A good wristwatch does more than tell time. Of course, many expensive watches can display the phases of the moon, the time of year, the precise second that just slipped away, and can even remind the wearer of an appointment. But the great ones complement your life, accessorize your wardrobe, becomes an heirloom to pass along to future… generations and, as James Bond has taught us, in a tight spot become a very handy knuckleduster. The thought of knocking out someone’s teeth with $50,000 worth of watch wrapped around your wrist might seem a bit extravagant.

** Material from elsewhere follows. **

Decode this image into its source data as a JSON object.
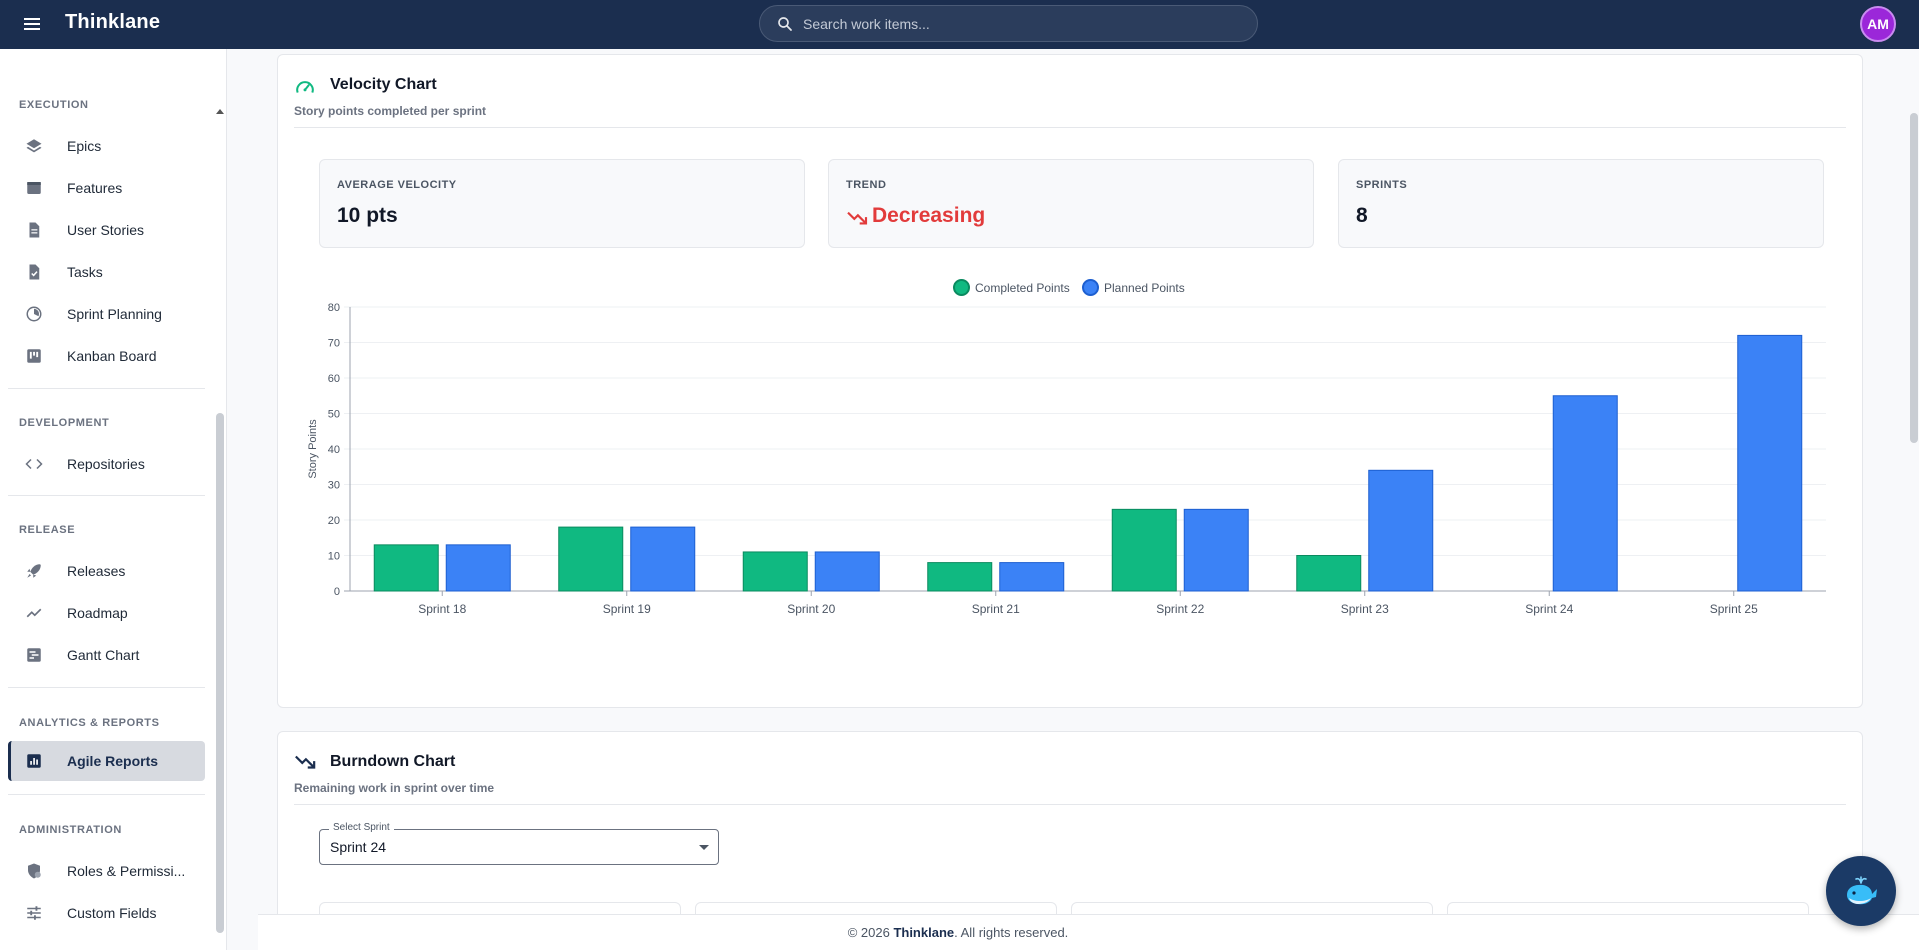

Watches in this price category are also works of art. They are exquisite mechanisms created by talented craftsmen who do the seemingly impossible with gold, diamonds, springs, gears, and tiny tools. If you ever wondered why the best Swiss watches cost so much, just imagine a microchip, and then imagine it was made by hand, and you begin to comprehend the layers of delicacy, skill, and precision we’re talking about. That is why at the top of the watch chain, so to speak, the price of a Swiss-made Patek Philippe or Breguet can equal and quickly surpass most Americans’ annual salary. For those people fortunate enough to be able to afford one, or more, of these high-end timepieces, the decision on which one to buy is rarely just about how well it can tell time. For many connoisseurs, what makes a watch desirable is the number of complications it can pack within its slender case. (Complications are mechanical functions of the watch other than the hours, minutes, and seconds.)
The more complications, the more valuable the watch. In December, 1999, Sotheby’s sold a watch with 24 complications for $11 million. The watch that holds the record for the most complications is a pocket watch Patek Philippe created in honor of their 150th anniversary in 1989. It has 33 complications including the date of Easter and a celestial chart with 2,800 stars. Other watch fanciers are less enthusiastic about the complications than they are.